Another factor that helped the Pakistan batsman take his career to the next level was a changed approach to his practice in the nets. In the initial stages of his career, Babar did not take practise sessions as seriously as he does now. He said that a chat with Virat Kohli helped him understand how important nets are.
“If my net session doesn’t go great, my entire day is bad. Initially, I didn’t focus as much on how my net practice went,” said Babar. “Slowly, though, I overcame that and realised that if I didn’t take it seriously, I wouldn’t be able to perform in the match. If I am getting out three or four times in the nets or I’m unable to middle the ball there, how will I apply that in the match?
“I had spoken to Virat Kohli about this once and asked him about it. He told me – ‘how you think in the nets, what do you in the nets – that’s exactly what happens in the game. The way you bat in the nets, that’s how you perform in the match.’ That helped me a lot.”
Most international hundreds since 2018:
Rohit Sharma – 19, Average 49.63
Virat Kohli – 18, Average 58.60
Joe Root – 13, Average 45.34
BABAR AZAM – 12, Average 54.63 👏
Jonny Bairstow – 11, Average 35.84
Kane Williamson – 11, Average 50.50#PAKvSA pic.twitter.com/PAXerVK5P8
— Wisden India (@WisdenIndia) April 14, 2021
Babar also revealed that his cover drive, one of the best shots in world cricket right now, was derived from AB de Villiers.
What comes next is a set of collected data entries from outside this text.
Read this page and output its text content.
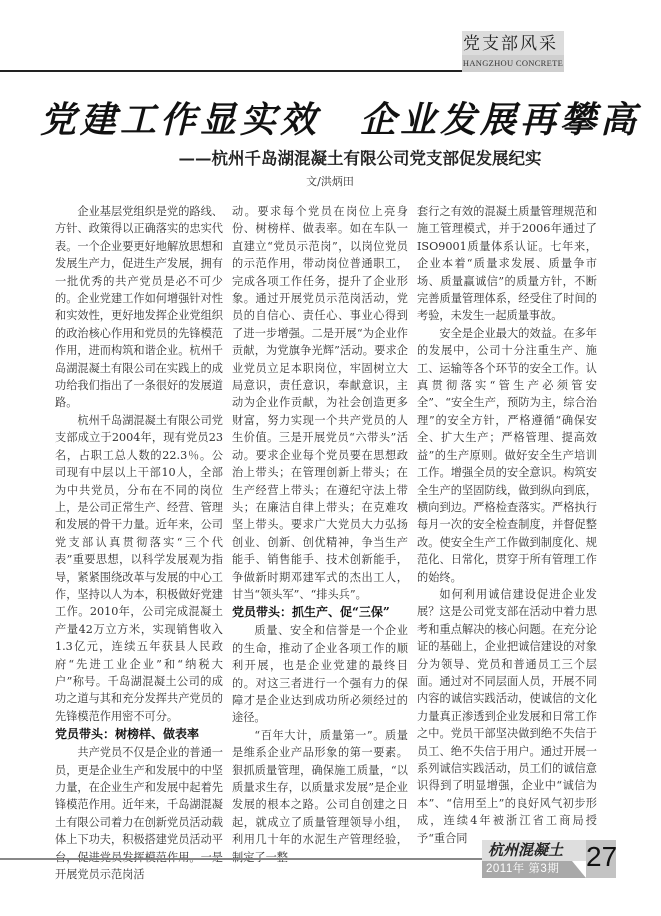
党支部风采
HANGZHOU CONCRETE
党建工作显实效　企业发展再攀高
——杭州千岛湖混凝土有限公司党支部促发展纪实
文/洪炳田

企业基层党组织是党的路线、方针、政策得以正确落实的忠实代表。一个企业要更好地解放思想和发展生产力，促进生产发展，拥有一批优秀的共产党员是必不可少的。企业党建工作如何增强针对性和实效性，更好地发挥企业党组织的政治核心作用和党员的先锋模范作用，进而构筑和谐企业。杭州千岛湖混凝土有限公司在实践上的成功给我们指出了一条很好的发展道路。

杭州千岛湖混凝土有限公司党支部成立于2004年，现有党员23名，占职工总人数的22.3％。公司现有中层以上干部10人，全部为中共党员，分布在不同的岗位上，是公司正常生产、经营、管理和发展的骨干力量。近年来，公司党支部认真贯彻落实“三个代表”重要思想，以科学发展观为指导，紧紧围绕改革与发展的中心工作，坚持以人为本，积极做好党建工作。2010年，公司完成混凝土产量42万立方米，实现销售收入1.3亿元，连续五年获县人民政府“先进工业企业”和“纳税大户”称号。千岛湖混凝土公司的成功之道与其和充分发挥共产党员的先锋模范作用密不可分。

党员带头：树榜样、做表率

共产党员不仅是企业的普通一员，更是企业生产和发展中的中坚力量，在企业生产和发展中起着先锋模范作用。近年来，千岛湖混凝土有限公司着力在创新党员活动载体上下功夫，积极搭建党员活动平 开展党员示范岗活

动。要求每个党员在岗位上亮身份、树榜样、做表率。如在车队一直建立“党员示范岗”，以岗位党员的示范作用，带动岗位普通职工，完成各项工作任务，提升了企业形象。通过开展党员示范岗活动，党员的自信心、责任心、事业心得到了进一步增强。二是开展“为企业作贡献，为党旗争光辉”活动。要求企业党员立足本职岗位，牢固树立大局意识，责任意识，奉献意识，主动为企业作贡献，为社会创造更多财富，努力实现一个共产党员的人生价值。三是开展党员“六带头”活动。要求企业每个党员要在思想政治上带头；在管理创新上带头；在生产经营上带头；在遵纪守法上带头；在廉洁自律上带头；在克难攻坚上带头。要求广大党员大力弘扬创业、创新、创优精神，争当生产能手、销售能手、技术创新能手，争做新时期邓建军式的杰出工人，甘当“领头军”、“排头兵”。

党员带头：抓生产、促“三保”

质量、安全和信誉是一个企业的生命，推动了企业各项工作的顺利开展，也是企业党建的最终目的。对这三者进行一个强有力的保障才是企业达到成功所必须经过的途径。

“百年大计，质量第一”。质量是维系企业产品形象的第一要素。狠抓质量管理，确保施工质量，“以质量求生存，以质量求发展”是企业发展的根本之路。公司自创建之日起，就成立了质量管理领导小组，利用几十年的水泥生产管理经验，

套行之有效的混凝土质量管理规范和施工管理模式，并于2006年通过了ISO9001质量体系认证。七年来，企业本着“质量求发展、质量争市场、质量赢诚信”的质量方针，不断完善质量管理体系，经受住了时间的考验，未发生一起质量事故。

安全是企业最大的效益。在多年的发展中，公司十分注重生产、施工、运输等各个环节的安全工作。认真贯彻落实“管生产必须管安全”、“安全生产，预防为主，综合治理”的安全方针，严格遵循“确保安全、扩大生产；严格管理、提高效益”的生产原则。做好安全生产培训工作。增强全员的安全意识。构筑安全生产的坚固防线，做到纵向到底，横向到边。严格检查落实。严格执行每月一次的安全检查制度，并督促整改。使安全生产工作做到制度化、规范化、日常化，贯穿于所有管理工作的始终。

如何利用诚信建设促进企业发展？这是公司党支部在活动中着力思考和重点解决的核心问题。在充分论证的基础上，企业把诚信建设的对象分为领导、党员和普通员工三个层面。通过对不同层面人员，开展不同内容的诚信实践活动，使诚信的文化力量真正渗透到企业发展和日常工作之中。党员干部坚决做到绝不失信于员工、绝不失信于用户。通过开展一系列诚信实践活动，员工们的诚信意识得到了明显增强，企业中“诚信为本”、“信用至上”的良好风气初步形成，连续4年被浙江省工商局授予“重合同

杭州混凝土
2011年 第3期 27
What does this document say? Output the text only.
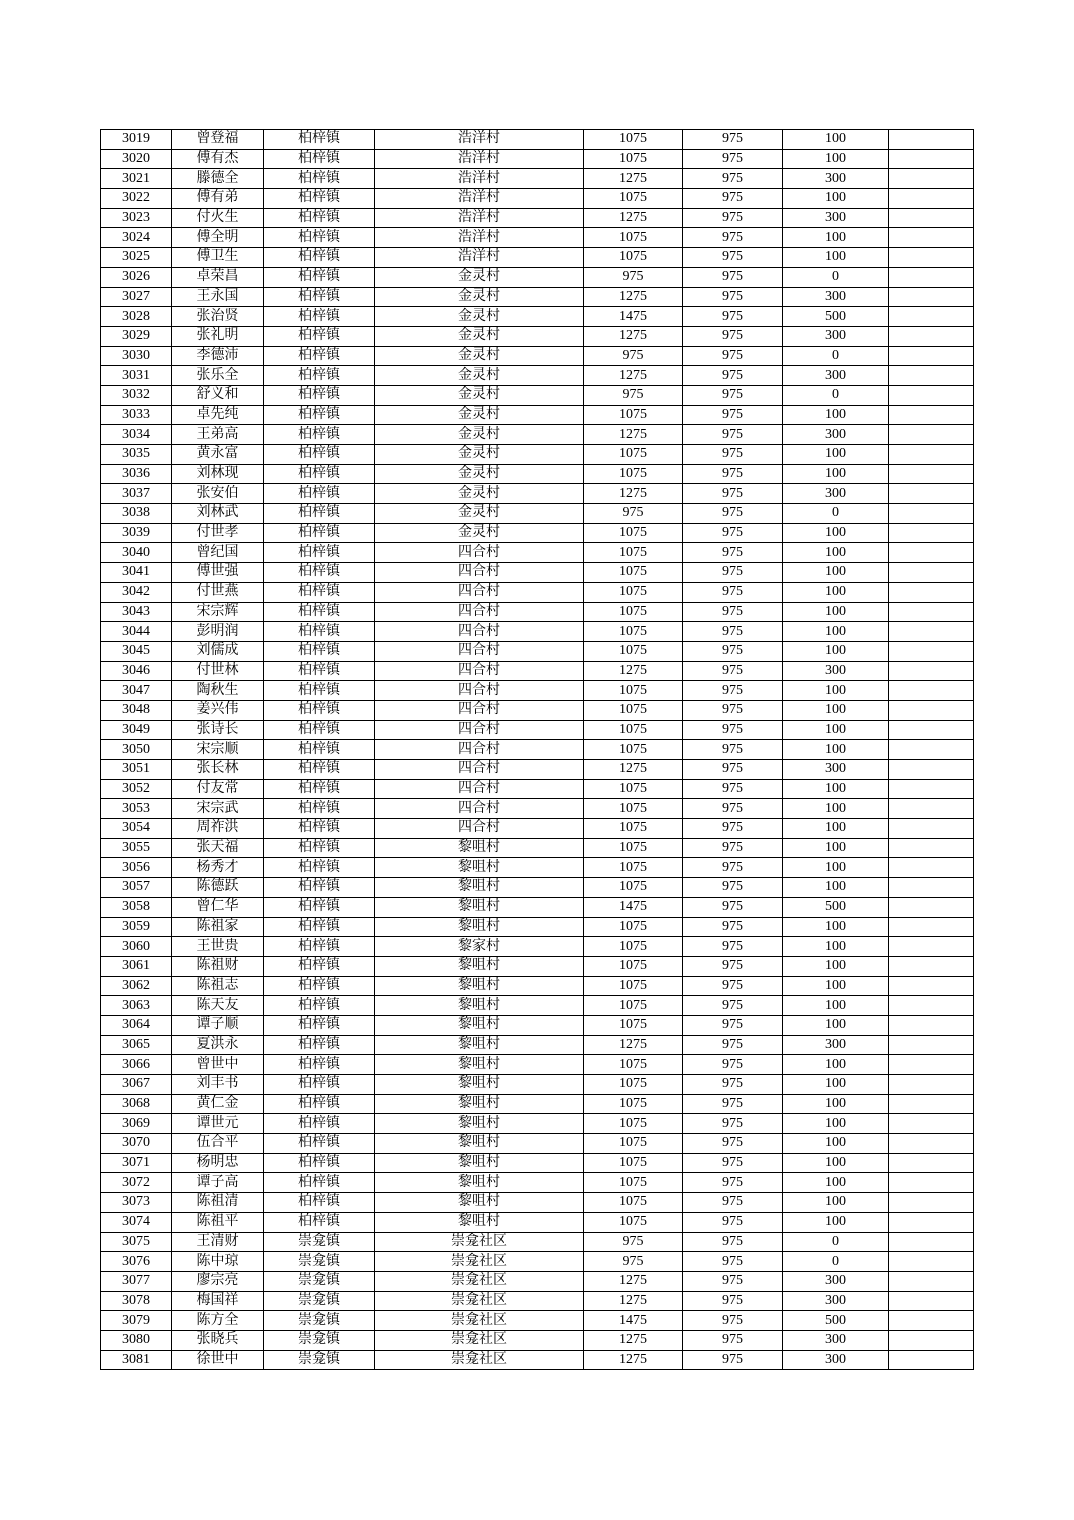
3019	曾登福	柏梓镇	浩洋村	1075	975	100	
3020	傅有杰	柏梓镇	浩洋村	1075	975	100	
3021	滕德全	柏梓镇	浩洋村	1275	975	300	
3022	傅有弟	柏梓镇	浩洋村	1075	975	100	
3023	付火生	柏梓镇	浩洋村	1275	975	300	
3024	傅全明	柏梓镇	浩洋村	1075	975	100	
3025	傅卫生	柏梓镇	浩洋村	1075	975	100	
3026	卓荣昌	柏梓镇	金灵村	975	975	0	
3027	王永国	柏梓镇	金灵村	1275	975	300	
3028	张治贤	柏梓镇	金灵村	1475	975	500	
3029	张礼明	柏梓镇	金灵村	1275	975	300	
3030	李德沛	柏梓镇	金灵村	975	975	0	
3031	张乐全	柏梓镇	金灵村	1275	975	300	
3032	舒义和	柏梓镇	金灵村	975	975	0	
3033	卓先纯	柏梓镇	金灵村	1075	975	100	
3034	王弟高	柏梓镇	金灵村	1275	975	300	
3035	黄永富	柏梓镇	金灵村	1075	975	100	
3036	刘林现	柏梓镇	金灵村	1075	975	100	
3037	张安伯	柏梓镇	金灵村	1275	975	300	
3038	刘林武	柏梓镇	金灵村	975	975	0	
3039	付世孝	柏梓镇	金灵村	1075	975	100	
3040	曾纪国	柏梓镇	四合村	1075	975	100	
3041	傅世强	柏梓镇	四合村	1075	975	100	
3042	付世燕	柏梓镇	四合村	1075	975	100	
3043	宋宗辉	柏梓镇	四合村	1075	975	100	
3044	彭明润	柏梓镇	四合村	1075	975	100	
3045	刘儒成	柏梓镇	四合村	1075	975	100	
3046	付世林	柏梓镇	四合村	1275	975	300	
3047	陶秋生	柏梓镇	四合村	1075	975	100	
3048	姜兴伟	柏梓镇	四合村	1075	975	100	
3049	张诗长	柏梓镇	四合村	1075	975	100	
3050	宋宗顺	柏梓镇	四合村	1075	975	100	
3051	张长林	柏梓镇	四合村	1275	975	300	
3052	付友常	柏梓镇	四合村	1075	975	100	
3053	宋宗武	柏梓镇	四合村	1075	975	100	
3054	周祚洪	柏梓镇	四合村	1075	975	100	
3055	张天福	柏梓镇	黎咀村	1075	975	100	
3056	杨秀才	柏梓镇	黎咀村	1075	975	100	
3057	陈德跃	柏梓镇	黎咀村	1075	975	100	
3058	曾仁华	柏梓镇	黎咀村	1475	975	500	
3059	陈祖家	柏梓镇	黎咀村	1075	975	100	
3060	王世贵	柏梓镇	黎家村	1075	975	100	
3061	陈祖财	柏梓镇	黎咀村	1075	975	100	
3062	陈祖志	柏梓镇	黎咀村	1075	975	100	
3063	陈天友	柏梓镇	黎咀村	1075	975	100	
3064	谭子顺	柏梓镇	黎咀村	1075	975	100	
3065	夏洪永	柏梓镇	黎咀村	1275	975	300	
3066	曾世中	柏梓镇	黎咀村	1075	975	100	
3067	刘丰书	柏梓镇	黎咀村	1075	975	100	
3068	黄仁金	柏梓镇	黎咀村	1075	975	100	
3069	谭世元	柏梓镇	黎咀村	1075	975	100	
3070	伍合平	柏梓镇	黎咀村	1075	975	100	
3071	杨明忠	柏梓镇	黎咀村	1075	975	100	
3072	谭子高	柏梓镇	黎咀村	1075	975	100	
3073	陈祖清	柏梓镇	黎咀村	1075	975	100	
3074	陈祖平	柏梓镇	黎咀村	1075	975	100	
3075	王清财	崇龛镇	崇龛社区	975	975	0	
3076	陈中琼	崇龛镇	崇龛社区	975	975	0	
3077	廖宗亮	崇龛镇	崇龛社区	1275	975	300	
3078	梅国祥	崇龛镇	崇龛社区	1275	975	300	
3079	陈方全	崇龛镇	崇龛社区	1475	975	500	
3080	张晓兵	崇龛镇	崇龛社区	1275	975	300	
3081	徐世中	崇龛镇	崇龛社区	1275	975	300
“I loved AB de Villiers’ cover drive. I used to watch it and try to copy it,” he revealed. “That’s how I started. Daily I used to knock it on cement tracks. I never felt confident before hitting a cover drive in my innings. Seniors told me to let go of that obsession early on. But you can’t leave the things that you love and that come naturally to you. So I overcame that pitfall by getting better at that shot.”
Fans might love to draw comparisons between players like de Villiers, Williamson, Kohli and Babar, but amidst all of the competition, top batsmen are evidently learning from and helping each other navigate elite cricket.